A pair of educators at the State University of New York at Fredonia has
landed a prestigious federal grant to lead a contingent of roughly a
dozen American Language Arts and Social Studies teachers to the North
African nation of Morocco this summer.
A $66,000 grant from The Fulbright-Hayes Group Projects Abroad (GPA)
Program is funding a Moroccan seminar proposed by Education Professor
Barbara Mallette and History Professor
Najia Aarim-Heriot of the SUNY Fredonia faculty. It is one of several GPA projects that focus on the
humanities, social sciences and language studies within the context of
Africa, Asia and the Pacific, Central and South America, Mexico, the
Caribbean, Eastern Europe or Eurasia. Fulbright-Hayes grants in recent
years have supported programs at such major educational centers as the
University of Utah, the University of Colorado, Michigan State
University and Brigham Young University.
The GPA funding provided to SUNY Fredonia will be used for a short-term
seminar that will start with the recruitment of 12 teachers from school
districts throughout the eastern United States who will then participate
in an online seminar facilitated through SUNY Fredonia that will focus
on the culture, government, history and languages of Morocco.

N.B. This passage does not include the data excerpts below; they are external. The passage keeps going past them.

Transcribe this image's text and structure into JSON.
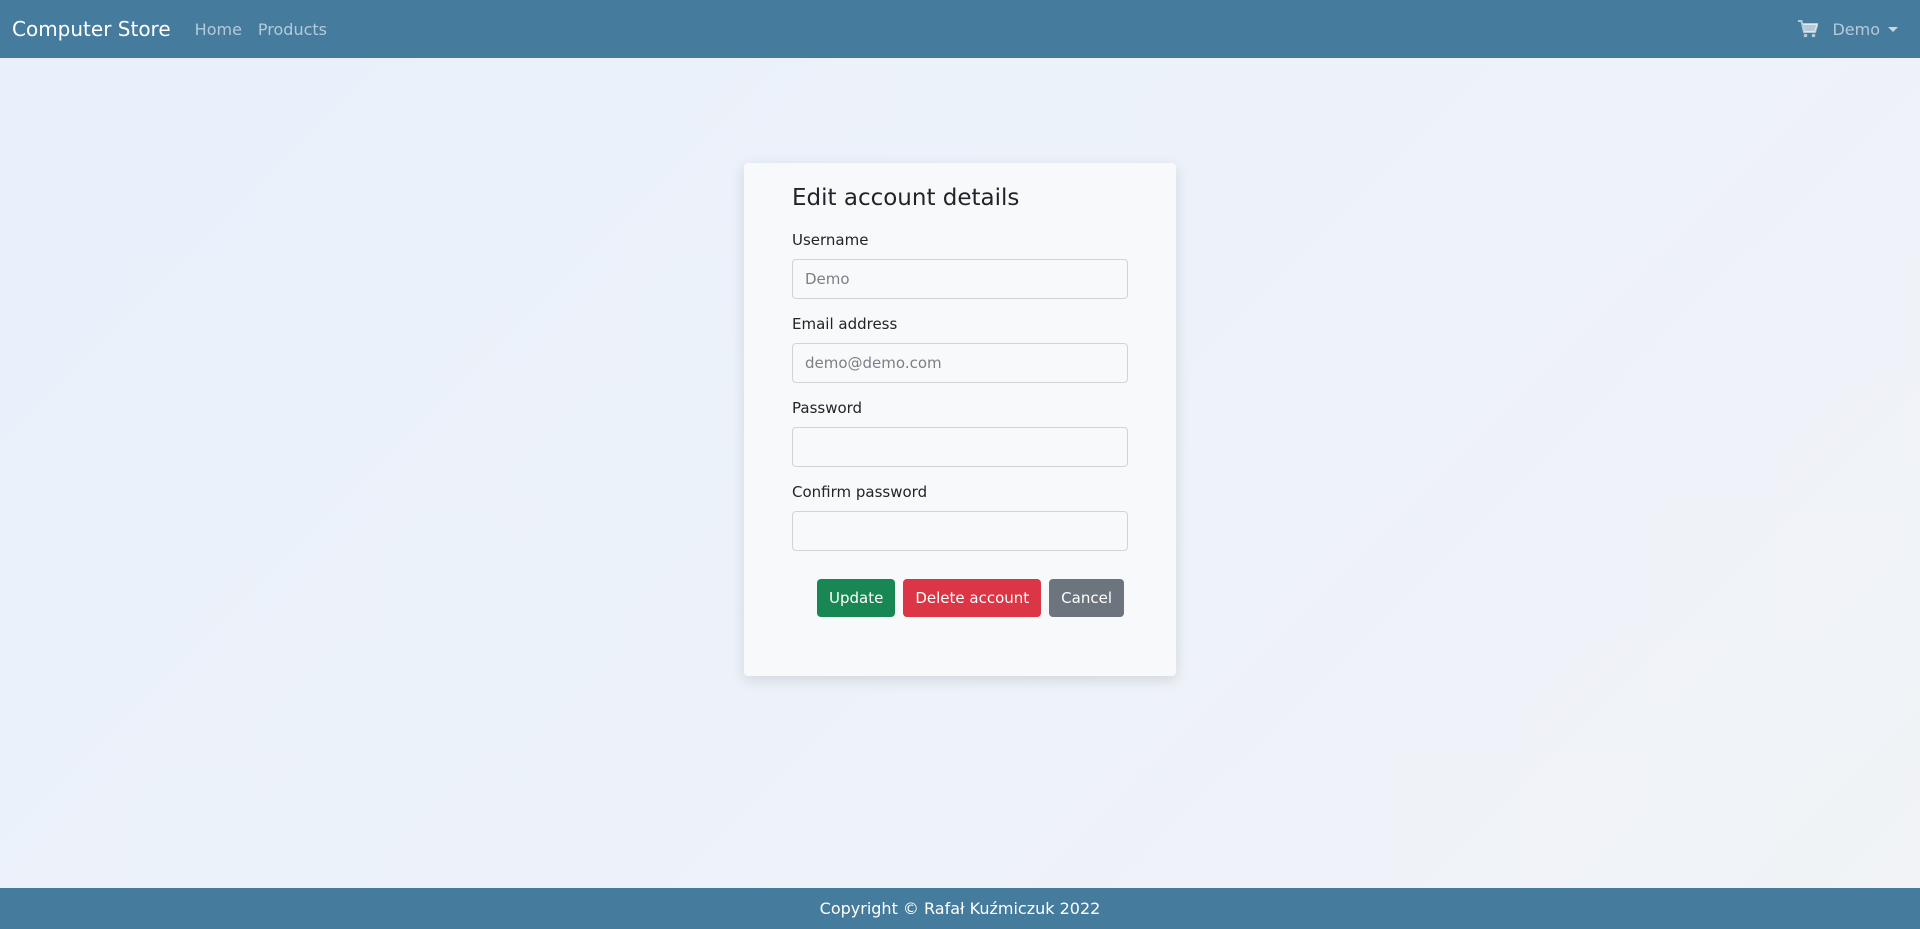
{
  "navbar": {
    "brand": "Computer Store",
    "links": [
      {
        "label": "Home"
      },
      {
        "label": "Products"
      }
    ],
    "cart_icon": "shopping-cart-icon",
    "user_menu": "Demo"
  },
  "form": {
    "title": "Edit account details",
    "username": {
      "label": "Username",
      "placeholder": "Demo",
      "value": ""
    },
    "email": {
      "label": "Email address",
      "placeholder": "demo@demo.com",
      "value": ""
    },
    "password": {
      "label": "Password",
      "placeholder": "",
      "value": ""
    },
    "confirm_password": {
      "label": "Confirm password",
      "placeholder": "",
      "value": ""
    },
    "buttons": {
      "update": "Update",
      "delete": "Delete account",
      "cancel": "Cancel"
    }
  },
  "footer": {
    "copyright": "Copyright © Rafał Kuźmiczuk 2022"
  },
  "colors": {
    "navbar_bg": "#457b9d",
    "update": "#198754",
    "delete": "#dc3545",
    "cancel": "#6c757d"
  }
}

A four-week visit to Morocco in late June with Dr. Mallette and Dr.
Aarim-Heriot from SUNY Fredonia will follow. Through collaboration with
Moulay Ismail University in Meknes – an institution where Dr.

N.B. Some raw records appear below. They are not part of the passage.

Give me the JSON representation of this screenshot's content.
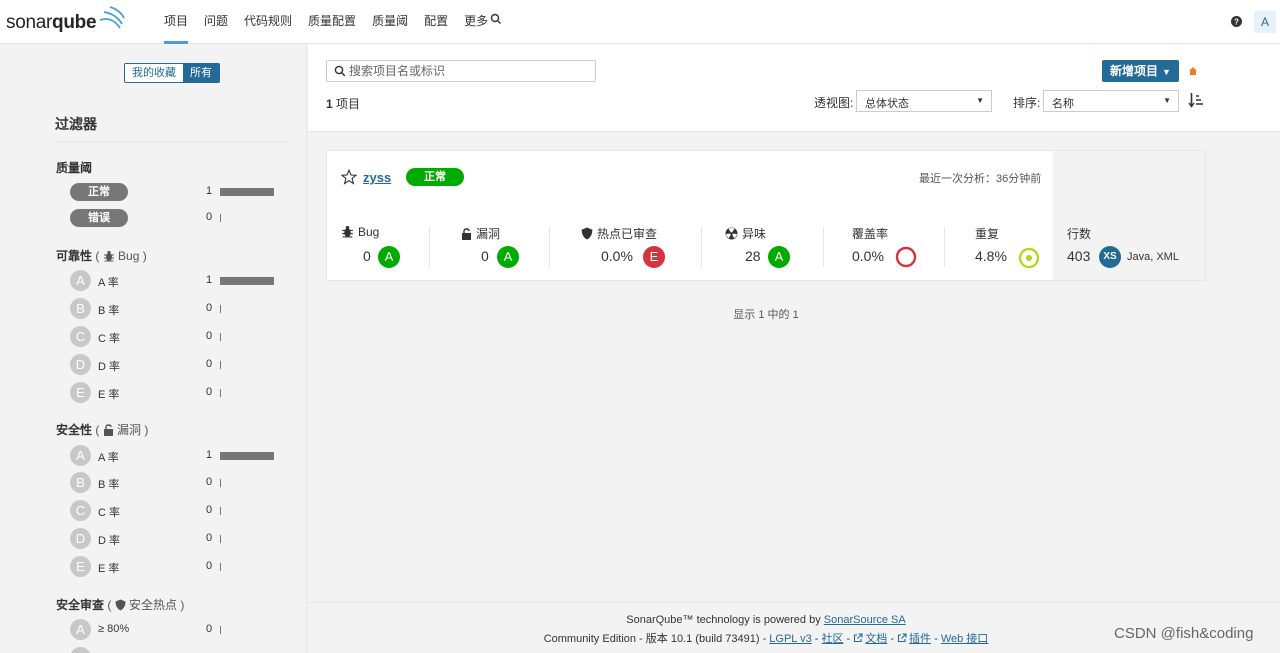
{
  "logo": {
    "text_light": "sonar",
    "text_bold": "qube"
  },
  "nav": {
    "items": [
      "项目",
      "问题",
      "代码规则",
      "质量配置",
      "质量阈",
      "配置",
      "更多"
    ],
    "avatar": "A"
  },
  "sidebar": {
    "favorite_label": "我的收藏",
    "all_label": "所有",
    "filter_title": "过滤器",
    "quality_gate": {
      "title": "质量阈",
      "items": [
        {
          "label": "正常",
          "count": "1",
          "fraction": 1
        },
        {
          "label": "错误",
          "count": "0",
          "fraction": 0
        }
      ]
    },
    "reliability": {
      "title": "可靠性",
      "open": " ( ",
      "sub": "Bug",
      "close": " )",
      "items": [
        {
          "grade": "A",
          "label": "A 率",
          "count": "1",
          "fraction": 1
        },
        {
          "grade": "B",
          "label": "B 率",
          "count": "0",
          "fraction": 0
        },
        {
          "grade": "C",
          "label": "C 率",
          "count": "0",
          "fraction": 0
        },
        {
          "grade": "D",
          "label": "D 率",
          "count": "0",
          "fraction": 0
        },
        {
          "grade": "E",
          "label": "E 率",
          "count": "0",
          "fraction": 0
        }
      ]
    },
    "security": {
      "title": "安全性",
      "open": " ( ",
      "sub": "漏洞",
      "close": " )",
      "items": [
        {
          "grade": "A",
          "label": "A 率",
          "count": "1",
          "fraction": 1
        },
        {
          "grade": "B",
          "label": "B 率",
          "count": "0",
          "fraction": 0
        },
        {
          "grade": "C",
          "label": "C 率",
          "count": "0",
          "fraction": 0
        },
        {
          "grade": "D",
          "label": "D 率",
          "count": "0",
          "fraction": 0
        },
        {
          "grade": "E",
          "label": "E 率",
          "count": "0",
          "fraction": 0
        }
      ]
    },
    "security_review": {
      "title": "安全审查",
      "open": " ( ",
      "sub": "安全热点",
      "close": " )",
      "items": [
        {
          "grade": "A",
          "label": "≥ 80%",
          "count": "0",
          "fraction": 0
        }
      ]
    }
  },
  "main": {
    "search_placeholder": "搜索项目名或标识",
    "project_count": "1",
    "project_count_suffix": " 项目",
    "new_project_label": "新增项目",
    "view_label": "透视图:",
    "view_value": "总体状态",
    "sort_label": "排序:",
    "sort_value": "名称"
  },
  "project": {
    "name": "zyss",
    "quality_gate": "正常",
    "last_analysis": "最近一次分析：36分钟前",
    "metrics": {
      "bugs": {
        "label": "Bug",
        "value": "0",
        "rating": "A"
      },
      "vulnerabilities": {
        "label": "漏洞",
        "value": "0",
        "rating": "A"
      },
      "hotspots": {
        "label": "热点已审查",
        "value": "0.0%",
        "rating": "E"
      },
      "smells": {
        "label": "异味",
        "value": "28",
        "rating": "A"
      },
      "coverage": {
        "label": "覆盖率",
        "value": "0.0%"
      },
      "duplications": {
        "label": "重复",
        "value": "4.8%"
      },
      "lines": {
        "label": "行数",
        "value": "403",
        "size": "XS",
        "languages": "Java, XML"
      }
    }
  },
  "showing": "显示 1 中的 1",
  "footer": {
    "line1_prefix": "SonarQube™ technology is powered by ",
    "line1_link": "SonarSource SA",
    "edition": "Community Edition - 版本 10.1 (build 73491) - ",
    "lgpl": "LGPL v3",
    "sep": " - ",
    "community": "社区",
    "docs": "文档",
    "plugins": "插件",
    "api": "Web 接口"
  },
  "watermark": "CSDN @fish&coding",
  "colors": {
    "accent": "#236a97",
    "ok": "#00aa00",
    "error": "#d4333f",
    "coverage_ring": "#d4333f",
    "duplication_ring": "#b0d513"
  }
}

Aarim-Heriot served as a professor for nine years – the participants
will study the art, history, religion and culture of Morocco. Topics
such as governmental transition to a constitutional monarchy, the
Moroccan economy, the influence of the nation’s geographic location and
introductory Arabic and Berber (a language spoken by indigenous people
of the county) will be studied.
A post-trip online seminar that will assist the participants in their
efforts to bring the lessons learned abroad back to their respective
classrooms.
"I am thrilled about this opportunity," said Dr. Mallette, a professor
in the SUNY Fredonia
College of Education. "I am very excited that we have a chance to improve curriculum in classrooms throughout the
country. The teachers who participate in this project will take back
artifacts from Morocco that will change how they discuss other cultures
in the classroom, and, in turn, pass that knowledge along to their own
students. That is what I find most exciting, that there is the
opportunity for an ongoing ripple effect."